Jonathan Taylor was splendid against the Buffalo Bills, but if he wants an MVP it will take another six historically great games.

Colts running back Jonathan Taylor had a game in Buffalo last Sunday the likes of which has never been seen in NFL history, but winning the Most Valuable Player Award is still going to be a long and windy putt for the second-year Wisconsin grad.

Before last Sunday, no one had ever run for at least 175 yards, four touchdowns, and caught a touchdown pass – not Red Grange,  Jim Brown, Walter Payton, O.J. Simpson, Barry Sanders or Emmitt Smith.  But Taylor did.

This has Colts fans legitimately excited for the prospects of the Colts becoming the seventh team to ever make the playoffs after an 0-3 start.  It’s also fun to ponder Taylor as the next great back – a throwback who can lead the way to points and wins on the ground rather than relying upon throwing the football 40 times to outscore an opponent.
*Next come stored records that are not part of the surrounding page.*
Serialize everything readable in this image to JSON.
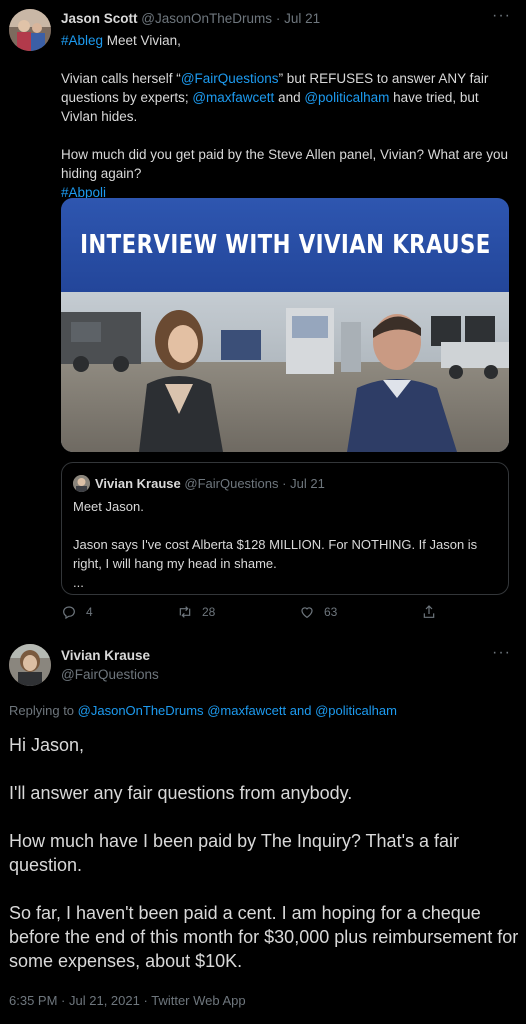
{
  "tweet1": {
    "author_name": "Jason Scott",
    "author_handle": "@JasonOnTheDrums",
    "time": "Jul 21",
    "hashtag1": "#Ableg",
    "line1_rest": " Meet Vivian,",
    "p2_a": "Vivian calls herself “",
    "p2_mention": "@FairQuestions",
    "p2_b": "” but REFUSES to answer ANY fair questions by experts; ",
    "p2_mention2": "@maxfawcett",
    "p2_c": " and ",
    "p2_mention3": "@politicalham",
    "p2_d": " have tried, but Vivlan hides.",
    "p3": "How much did you get paid by the Steve Allen panel, Vivian?  What are you hiding again?",
    "hashtag2": "#Abpoli",
    "media_banner": "INTERVIEW WITH VIVIAN KRAUSE",
    "quote": {
      "author_name": "Vivian Krause",
      "author_handle": "@FairQuestions",
      "time": "Jul 21",
      "line1": "Meet Jason.",
      "line2": "Jason says I've cost Alberta $128 MILLION. For NOTHING. If Jason is right, I will hang my head in shame.",
      "ellipsis": "..."
    },
    "actions": {
      "replies": "4",
      "retweets": "28",
      "likes": "63"
    }
  },
  "tweet2": {
    "author_name": "Vivian Krause",
    "author_handle": "@FairQuestions",
    "replying_prefix": "Replying to ",
    "replying_mention1": "@JasonOnTheDrums",
    "replying_mention2": "@maxfawcett",
    "replying_and": " and ",
    "replying_mention3": "@politicalham",
    "p1": "Hi Jason,",
    "p2": "I'll answer any fair questions from anybody.",
    "p3": "How much have I been paid by The Inquiry? That's a fair question.",
    "p4": "So far, I haven't been paid a cent. I am hoping for a cheque before the end of this month for $30,000 plus reimbursement for some expenses, about $10K.",
    "time": "6:35 PM",
    "date": "Jul 21, 2021",
    "source": "Twitter Web App"
  },
  "colors": {
    "background": "#000000",
    "text": "#d9d9d9",
    "link": "#1d9bf0",
    "muted": "#6e767d",
    "banner": "#2e56b0"
  }
}
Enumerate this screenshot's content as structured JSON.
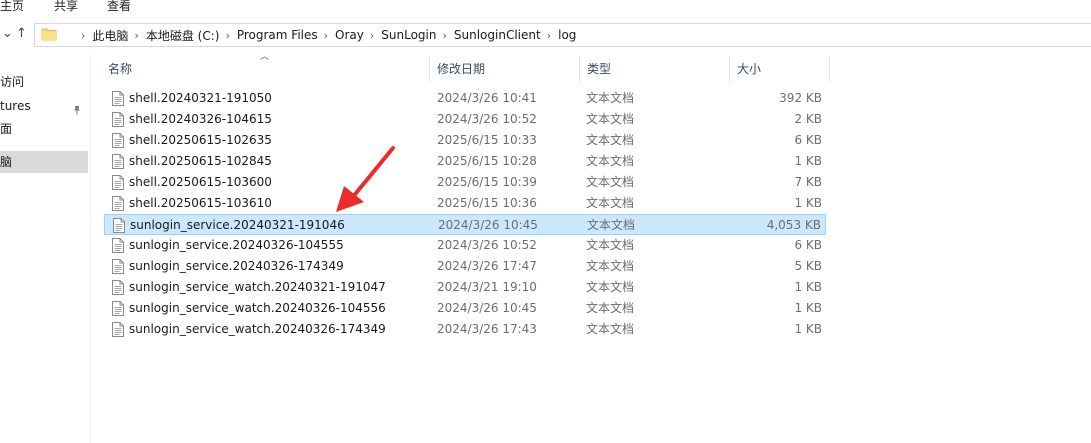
{
  "ribbon": {
    "tabs": [
      "主页",
      "共享",
      "查看"
    ]
  },
  "address": {
    "crumbs": [
      "此电脑",
      "本地磁盘 (C:)",
      "Program Files",
      "Oray",
      "SunLogin",
      "SunloginClient",
      "log"
    ]
  },
  "sidebar": {
    "items": [
      {
        "label": "访问"
      },
      {
        "label": "tures"
      },
      {
        "label": "面"
      },
      {
        "label": "脑"
      }
    ]
  },
  "columns": {
    "name": "名称",
    "date": "修改日期",
    "type": "类型",
    "size": "大小"
  },
  "files": [
    {
      "name": "shell.20240321-191050",
      "date": "2024/3/26 10:41",
      "type": "文本文档",
      "size": "392 KB"
    },
    {
      "name": "shell.20240326-104615",
      "date": "2024/3/26 10:52",
      "type": "文本文档",
      "size": "2 KB"
    },
    {
      "name": "shell.20250615-102635",
      "date": "2025/6/15 10:33",
      "type": "文本文档",
      "size": "6 KB"
    },
    {
      "name": "shell.20250615-102845",
      "date": "2025/6/15 10:28",
      "type": "文本文档",
      "size": "1 KB"
    },
    {
      "name": "shell.20250615-103600",
      "date": "2025/6/15 10:39",
      "type": "文本文档",
      "size": "7 KB"
    },
    {
      "name": "shell.20250615-103610",
      "date": "2025/6/15 10:36",
      "type": "文本文档",
      "size": "1 KB"
    },
    {
      "name": "sunlogin_service.20240321-191046",
      "date": "2024/3/26 10:45",
      "type": "文本文档",
      "size": "4,053 KB"
    },
    {
      "name": "sunlogin_service.20240326-104555",
      "date": "2024/3/26 10:52",
      "type": "文本文档",
      "size": "6 KB"
    },
    {
      "name": "sunlogin_service.20240326-174349",
      "date": "2024/3/26 17:47",
      "type": "文本文档",
      "size": "5 KB"
    },
    {
      "name": "sunlogin_service_watch.20240321-191047",
      "date": "2024/3/21 19:10",
      "type": "文本文档",
      "size": "1 KB"
    },
    {
      "name": "sunlogin_service_watch.20240326-104556",
      "date": "2024/3/26 10:45",
      "type": "文本文档",
      "size": "1 KB"
    },
    {
      "name": "sunlogin_service_watch.20240326-174349",
      "date": "2024/3/26 17:43",
      "type": "文本文档",
      "size": "1 KB"
    }
  ],
  "colors": {
    "selection": "#cce8ff",
    "selection_border": "#99d1ff",
    "annotation_arrow": "#ee2b2b"
  }
}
I see a more than a hint of Payton in Taylor’s stature, speed, and ability to find an extra couple of yards after creating contact.  He’s been that good.  Growing up north of Chicago, I watched every game Payton played from 1975 to 1987, and loved every carry as he darted past Brown as the NFL’s all-time leading rusher before retiring more than 4,000 yards beyond the Cleveland Browns great.  I don’t compare many to Payton – in fact, none.  Sanders and Smith were great in their own way, but they didn’t evoke “Sweetness” in the way Taylor does.

Even as excellent as Taylor has been over his first 26 regular season games, the cards are stacked against him being named MVP for several reasons:

  • The last running back to win an MVP was Adrian Peterson in 2012.
  • Peterson won the award primarily because he finished the season within eight yards of the all-time rushing mark of 2,105 set by Eric Dickerson.
  • The MVP back prior to Peterson was LaDainian Tomlinson in 2006.  He set the all-time mark for rushing touchdowns in a season with 28.
  • The Colts are just 6-5 – in 9th place in the AFC.
  • Taylor would need to average 164 yards per game to catch Dickerson’s mark or more than 2 1/2 touchdowns per game to get to Tomlinson’s record.
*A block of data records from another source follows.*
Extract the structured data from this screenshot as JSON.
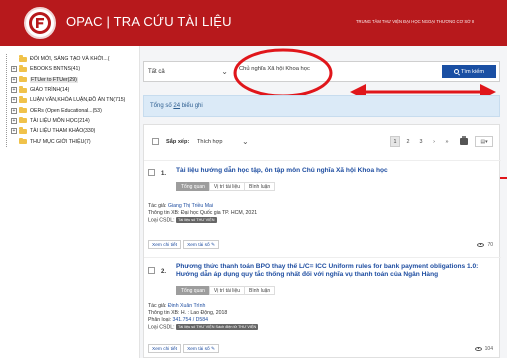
{
  "header": {
    "title": "OPAC | TRA CỨU TÀI LIỆU",
    "org": "TRUNG TÂM THƯ VIỆN ĐẠI HỌC NGOẠI THƯƠNG CƠ SỞ II"
  },
  "sidebar": {
    "items": [
      {
        "label": "ĐỔI MỚI, SÁNG TẠO VÀ KHỞI...(",
        "expander": ""
      },
      {
        "label": "EBOOKS BNTNS(41)",
        "expander": "+"
      },
      {
        "label": "FTUer to FTUer(29)",
        "expander": "+",
        "active": true
      },
      {
        "label": "GIÁO TRÌNH(14)",
        "expander": "+"
      },
      {
        "label": "LUẬN VĂN,KHÓA LUẬN,ĐỒ ÁN TN(715)",
        "expander": "+"
      },
      {
        "label": "OERs (Open Educational...(53)",
        "expander": "+"
      },
      {
        "label": "TÀI LIỆU MÔN HỌC(214)",
        "expander": "+"
      },
      {
        "label": "TÀI LIỆU THAM KHẢO(330)",
        "expander": "+"
      },
      {
        "label": "THƯ MỤC GIỚI THIỆU(7)",
        "expander": ""
      }
    ]
  },
  "search": {
    "field": "Tất cả",
    "query": "Chủ nghĩa Xã hội Khoa học",
    "button": "Tìm kiếm"
  },
  "summary": {
    "prefix": "Tổng số ",
    "count": "24",
    "suffix": " biểu ghi"
  },
  "toolbar": {
    "sort_label": "Sắp xếp:",
    "sort_value": "Thích hợp",
    "pages": [
      "1",
      "2",
      "3",
      "›",
      "»"
    ],
    "export": "▤▾"
  },
  "results": [
    {
      "num": "1.",
      "title": "Tài liệu hướng dẫn học tập, ôn tập môn Chủ nghĩa Xã hội Khoa học",
      "tabs": [
        "Tổng quan",
        "Vị trí tài liệu",
        "Bình luận"
      ],
      "author_label": "Tác giả: ",
      "author": "Giang Thị Triều Mai",
      "publish": "Thông tin XB: Đại học Quốc gia TP. HCM, 2021",
      "type_label": "Loại CSDL: ",
      "type_badge": "Tài liệu số THƯ VIỆN",
      "class_label": "",
      "class_value": "",
      "buttons": [
        "Xem chi tiết",
        "Xem tài số ✎"
      ],
      "views": "70"
    },
    {
      "num": "2.",
      "title": "Phương thức thanh toán BPO thay thế L/C= ICC Uniform rules for bank payment obligations 1.0: Hướng dẫn áp dụng quy tắc thống nhất đối với nghĩa vụ thanh toán của Ngân Hàng",
      "tabs": [
        "Tổng quan",
        "Vị trí tài liệu",
        "Bình luận"
      ],
      "author_label": "Tác giả: ",
      "author": "Đinh Xuân Trình",
      "publish": "Thông tin XB: H. : Lao Động, 2018",
      "class_label": "Phân loại: ",
      "class_value": "341.754 / D584",
      "type_label": "Loại CSDL: ",
      "type_badge": "Tài liệu số THƯ VIỆN Sách điện tử THƯ VIỆN",
      "buttons": [
        "Xem chi tiết",
        "Xem tài số ✎"
      ],
      "views": "104"
    }
  ],
  "colors": {
    "header": "#b7191c",
    "accent": "#1a4fa3",
    "annotation": "#e0161b"
  }
}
It might not be fair to hold running backs to a standard of a record-breaking season to earn an MVP, but that is where the NFL is.  That is how important the quarterback is to winning games.
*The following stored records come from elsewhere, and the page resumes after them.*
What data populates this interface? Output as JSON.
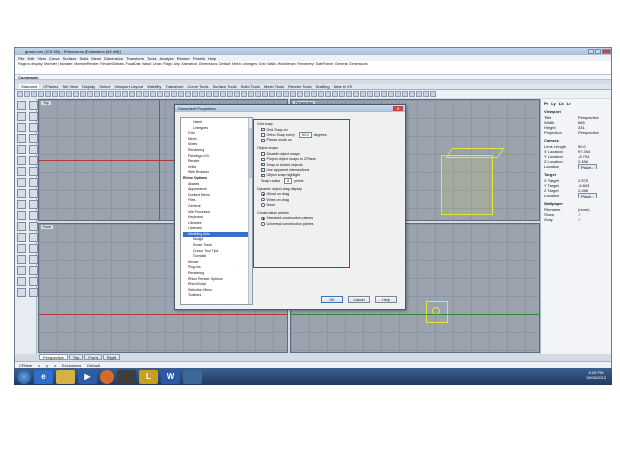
{
  "window": {
    "title": "gmail.com (376 KB) - Rhinoceros [Evaluation (84 left)]"
  },
  "menubar": {
    "items": [
      "File",
      "Edit",
      "View",
      "Curve",
      "Surface",
      "Solid",
      "Mesh",
      "Dimension",
      "Transform",
      "Tools",
      "Analyze",
      "Render",
      "Panels",
      "Help"
    ]
  },
  "command_history": [
    "Flags to display: Monster | Monster: MonsterRender: RenderGlobals: FocalDist: Wash: Undo: Flags: Airy: Animation: Dimensions: Default: Mesh: Lineages: Grid: Walls: Workbench: Renderery: SafeFrame: General: Dimensions"
  ],
  "command_prompt": "Command:",
  "tool_tabs": [
    "Standard",
    "CPlanes",
    "Set View",
    "Display",
    "Select",
    "Viewport Layout",
    "Visibility",
    "Transform",
    "Curve Tools",
    "Surface Tools",
    "Solid Tools",
    "Mesh Tools",
    "Render Tools",
    "Drafting",
    "New in V5"
  ],
  "viewports": {
    "top_left": "Top",
    "top_right": "Perspective",
    "bottom_left": "Front",
    "bottom_right": "Right"
  },
  "view_tabs": [
    "Perspective",
    "Top",
    "Front",
    "Right"
  ],
  "osnap": [
    "CPlane",
    "x",
    "y",
    "z",
    "Exclusions",
    "Default"
  ],
  "statusbar": [
    "Grid Snap",
    "Ortho",
    "Planar",
    "Osnap",
    "SmartTrack",
    "Gumball",
    "Record History",
    "Filter",
    "Minutes from last save: 54"
  ],
  "right_panel": {
    "tabs": [
      "Pr",
      "Ly",
      "Lb",
      "Lr"
    ],
    "sections": {
      "viewport": "Viewport",
      "camera": "Camera",
      "target": "Target",
      "wallpaper": "Wallpaper"
    },
    "viewport_rows": [
      [
        "Title",
        "Perspective"
      ],
      [
        "Width",
        "665"
      ],
      [
        "Height",
        "331"
      ],
      [
        "Projection",
        "Perspective"
      ]
    ],
    "camera_rows": [
      [
        "Lens Length",
        "50.0"
      ],
      [
        "X Location",
        "97.354"
      ],
      [
        "Y Location",
        "-8.704"
      ],
      [
        "Z Location",
        "2.456"
      ],
      [
        "Location",
        "Place..."
      ]
    ],
    "target_rows": [
      [
        "X Target",
        "2.575"
      ],
      [
        "Y Target",
        "-6.843"
      ],
      [
        "Z Target",
        "2.288"
      ],
      [
        "Location",
        "Place..."
      ]
    ],
    "wallpaper_rows": [
      [
        "Filename",
        "(none)"
      ],
      [
        "Show",
        "✓"
      ],
      [
        "Gray",
        "✓"
      ]
    ]
  },
  "taskbar": {
    "time": "8:26 PM",
    "date": "15/06/2013",
    "apps": [
      "start",
      "ie",
      "explorer",
      "media",
      "chrome",
      "office",
      "rhino",
      "word",
      "rhino5"
    ]
  },
  "dialog": {
    "title": "Document Properties",
    "close_label": "✕",
    "tree_items": [
      {
        "label": "Hatch",
        "bold": false,
        "sel": false,
        "indent": 2
      },
      {
        "label": "Linetypes",
        "bold": false,
        "sel": false,
        "indent": 2
      },
      {
        "label": "Grid",
        "bold": false,
        "sel": false,
        "indent": 1
      },
      {
        "label": "Mesh",
        "bold": false,
        "sel": false,
        "indent": 1
      },
      {
        "label": "Notes",
        "bold": false,
        "sel": false,
        "indent": 1
      },
      {
        "label": "Rendering",
        "bold": false,
        "sel": false,
        "indent": 1
      },
      {
        "label": "Flamingo nXt",
        "bold": false,
        "sel": false,
        "indent": 1
      },
      {
        "label": "Render",
        "bold": false,
        "sel": false,
        "indent": 1
      },
      {
        "label": "Units",
        "bold": false,
        "sel": false,
        "indent": 1
      },
      {
        "label": "Web Browser",
        "bold": false,
        "sel": false,
        "indent": 1
      },
      {
        "label": "Rhino Options",
        "bold": true,
        "sel": false,
        "indent": 0
      },
      {
        "label": "Aliases",
        "bold": false,
        "sel": false,
        "indent": 1
      },
      {
        "label": "Appearance",
        "bold": false,
        "sel": false,
        "indent": 1
      },
      {
        "label": "Context Menu",
        "bold": false,
        "sel": false,
        "indent": 1
      },
      {
        "label": "Files",
        "bold": false,
        "sel": false,
        "indent": 1
      },
      {
        "label": "General",
        "bold": false,
        "sel": false,
        "indent": 1
      },
      {
        "label": "Idle Processor",
        "bold": false,
        "sel": false,
        "indent": 1
      },
      {
        "label": "Keyboard",
        "bold": false,
        "sel": false,
        "indent": 1
      },
      {
        "label": "Libraries",
        "bold": false,
        "sel": false,
        "indent": 1
      },
      {
        "label": "Licenses",
        "bold": false,
        "sel": false,
        "indent": 1
      },
      {
        "label": "Modeling Aids",
        "bold": false,
        "sel": true,
        "indent": 1
      },
      {
        "label": "Nudge",
        "bold": false,
        "sel": false,
        "indent": 2
      },
      {
        "label": "Smart Track",
        "bold": false,
        "sel": false,
        "indent": 2
      },
      {
        "label": "Cursor Tool Tips",
        "bold": false,
        "sel": false,
        "indent": 2
      },
      {
        "label": "Gumball",
        "bold": false,
        "sel": false,
        "indent": 2
      },
      {
        "label": "Mouse",
        "bold": false,
        "sel": false,
        "indent": 1
      },
      {
        "label": "Plug-ins",
        "bold": false,
        "sel": false,
        "indent": 1
      },
      {
        "label": "Rendering",
        "bold": false,
        "sel": false,
        "indent": 1
      },
      {
        "label": "Rhino Render Options",
        "bold": false,
        "sel": false,
        "indent": 1
      },
      {
        "label": "RhinoScript",
        "bold": false,
        "sel": false,
        "indent": 1
      },
      {
        "label": "Selection Menu",
        "bold": false,
        "sel": false,
        "indent": 1
      },
      {
        "label": "Toolbars",
        "bold": false,
        "sel": false,
        "indent": 1
      }
    ],
    "grid_snap_group": "Grid snap",
    "grid_snap_on": "Grid Snap on",
    "ortho_snap": "Ortho Snap every",
    "ortho_value": "90.0",
    "ortho_unit": "degrees",
    "planar_mode": "Planar mode on",
    "object_snaps_group": "Object snaps",
    "disable_snaps": "Disable object snaps",
    "project_snaps": "Project object snaps to CPlane",
    "snap_locked": "Snap to locked objects",
    "use_apparent": "Use apparent intersections",
    "osnap_highlight": "Object snap highlight",
    "snap_radius_label": "Snap radius",
    "snap_radius_value": "8",
    "snap_radius_unit": "pixels",
    "drag_group": "Dynamic object drag display",
    "drag_opt1": "Ghost on drag",
    "drag_opt2": "Wires on drag",
    "drag_opt3": "None",
    "cplanes_group": "Construction planes",
    "cplane_opt1": "Standard construction planes",
    "cplane_opt2": "Universal construction planes",
    "ok": "OK",
    "cancel": "Cancel",
    "help": "Help"
  }
}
There is a factor in Taylor’s favor.  When he has run for 80 yards or more during a game in his career, the Colts are an undefeated 12-0.  The last eight times he hasn’t (including week 12 in 2020), the Colts are a winless 0-8 including the playoff loss in Buffalo.  How could one player’s value be any more obviously stated than that?

Jonathan Taylor is a special running back, and he is without question the most valuable Colt – although he would deflect credit to the offensive line and receivers who open the holes through which he runs.  But will the media be ready to anoint Taylor as more valuable that Patrick Mahomes and Tom Brady?  Not unless he puts together a six-game stretch as singularly amazing as his work in Buffalo.